- Phúc Thọ district is located in Hanoi Phúc Thọ district
- Coordinates: 21°06′24″N 105°32′18″E﻿ / ﻿21.106795°N 105.538357°E
- Country: Vietnam
- Region: Red River Delta
- Municipality: Hanoi
- Central hall: Phúc Thọ [vi] township
- Time zone: UTC+7 (Indochina Time)

= Phúc Thọ district =

Phúc Thọ is a district of Hanoi, formerly of Hà Tây province, in the Red River Delta region of Vietnam.

==Geography==
Phúc Thọ rural district is bordered by Đan Phượng district to the east, Sơn Tây town to the west, Thạch Thất district to the south, Quốc Oai district and Hoài Đức district to the southeast, Vĩnh Phúc province to the north.

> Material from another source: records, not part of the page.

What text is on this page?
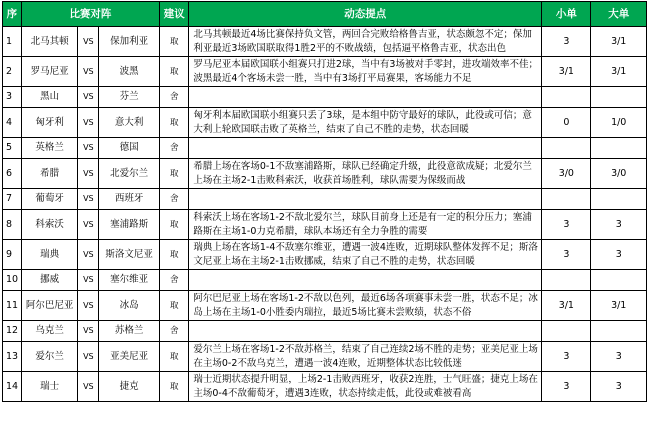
序	比赛对阵			建议	动态提点	小单	大单
1	北马其顿	VS	保加利亚	取	北马其顿最近4场比赛保持负文管，两回合完败给格鲁吉亚，状态颇忽不定；保加利亚最近3场欧国联取得1胜2平的不败战绩，包括逼平格鲁吉亚，状态出色	3	3/1
2	罗马尼亚	VS	波黑	取	罗马尼亚本届欧国联小组赛只打进2球，当中有3场被对手零封，进攻端效率不佳；波黑最近4个客场未尝一胜，当中有3场打平局赛果，客场能力不足	3/1	3/1
3	黑山	VS	芬兰	舍	

4	匈牙利	VS	意大利	取	匈牙利本届欧国联小组赛只丢了3球，是本组中防守最好的球队，此役或可信；意大利上轮欧国联击败了英格兰，结束了自己不胜的走势，状态回暖	0	1/0
5	英格兰	VS	德国	舍	

6	希腊	VS	北爱尔兰	取	希腊上场在客场0-1不敌塞浦路斯，球队已经确定升级，此役意欲成疑；北爱尔兰上场在主场2-1击败科索沃，收获首场胜利，球队需要为保级而战	3/0	3/0
7	葡萄牙	VS	西班牙	舍	

8	科索沃	VS	塞浦路斯	取	科索沃上场在客场1-2不敌北爱尔兰，球队目前身上还是有一定的积分压力；塞浦路斯在主场1-0力克希腊，球队本场还有全力争胜的需要	3	3
9	瑞典	VS	斯洛文尼亚	取	瑞典上场在客场1-4不敌塞尔维亚，遭遇一波4连败，近期球队整体发挥不足；斯洛文尼亚上场在主场2-1击败挪威，结束了自己不胜的走势，状态回暖	3	3
10	挪威	VS	塞尔维亚	舍	

11	阿尔巴尼亚	VS	冰岛	取	阿尔巴尼亚上场在客场1-2不敌以色列，最近6场各项赛事未尝一胜，状态不足；冰岛上场在主场1-0小胜委内瑞拉，最近5场比赛未尝败绩，状态不俗	3/1	3/1
12	乌克兰	VS	苏格兰	舍	

13	爱尔兰	VS	亚美尼亚	取	爱尔兰上场在客场1-2不敌苏格兰，结束了自己连续2场不胜的走势；亚美尼亚上场在主场0-2不敌乌克兰，遭遇一波4连败，近期整体状态比较低迷	3	3
14	瑞士	VS	捷克	取	瑞士近期状态提升明显，上场2-1击败西班牙，收获2连胜，士气旺盛；捷克上场在主场0-4不敌葡萄牙，遭遇3连败，状态持续走低，此役或难被看高	3	3
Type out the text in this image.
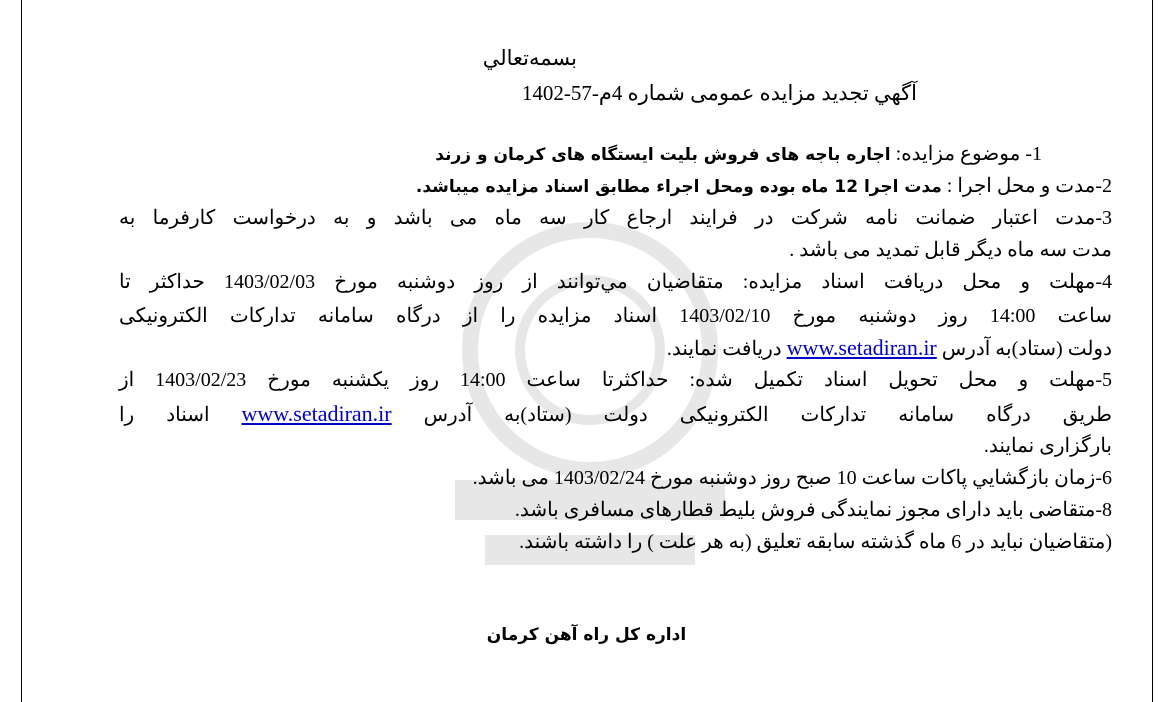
بسمه‌تعالي
آگهي تجديد مزايده عمومی شماره 4م-57-1402
1- موضوع مزايده: اجاره باجه های فروش بلیت ایستگاه های کرمان و زرند
2-مدت و محل اجرا : مدت اجرا 12 ماه بوده ومحل اجراء مطابق اسناد مزایده ميباشد.
3-مدت اعتبار ضمانت نامه شرکت در فرايند ارجاع كار سه ماه می باشد و به درخواست كارفرما به
مدت سه ماه ديگر قابل تمديد می باشد .
4-مهلت و محل دريافت اسناد مزايده: متقاضيان مي‌توانند از روز دوشنبه مورخ 1403/02/03 حداکثر تا
ساعت 14:00 روز دوشنبه مورخ 1403/02/10 اسناد مزايده را از درگاه سامانه تدارکات الکترونيکی
دولت (ستاد)به آدرس www.setadiran.ir دريافت نمايند.
5-مهلت و محل تحويل اسناد تكميل شده: حداكثرتا ساعت 14:00 روز يکشنبه مورخ 1403/02/23 از
طريق درگاه سامانه تدارکات الکترونيکی دولت (ستاد)به آدرس www.setadiran.ir اسناد را
بارگزاری نمايند.
6-زمان بازگشايي پاكات ساعت 10 صبح روز دوشنبه مورخ 1403/02/24 می باشد.
8-متقاضی باید دارای مجوز نمايندگی فروش بلیط قطارهای مسافری باشد.
(متقاضیان نباید در 6 ماه گذشته سابقه تعلیق (به هر علت ) را داشته باشند.
اداره کل راه آهن کرمان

The district is subdivided to 21 commune-level subdivisions, including the township of Phúc Thọ (district capital) and the rural communes of Hát Môn, Hiệp Thuận, Liên Hiệp, Long Xuyên, Ngọc Tảo, Phúc Hòa, Phụng Thượng, Sen Phương, Tam Hiệp, Tam Thuấn, Thanh Đa, Thọ Lộc, Thượng Cốc, Tích Giang, Trạch Mỹ Lộc, Vân Hà, Vân Nam, Vân Phúc, Võng Xuyên, Xuân Đình.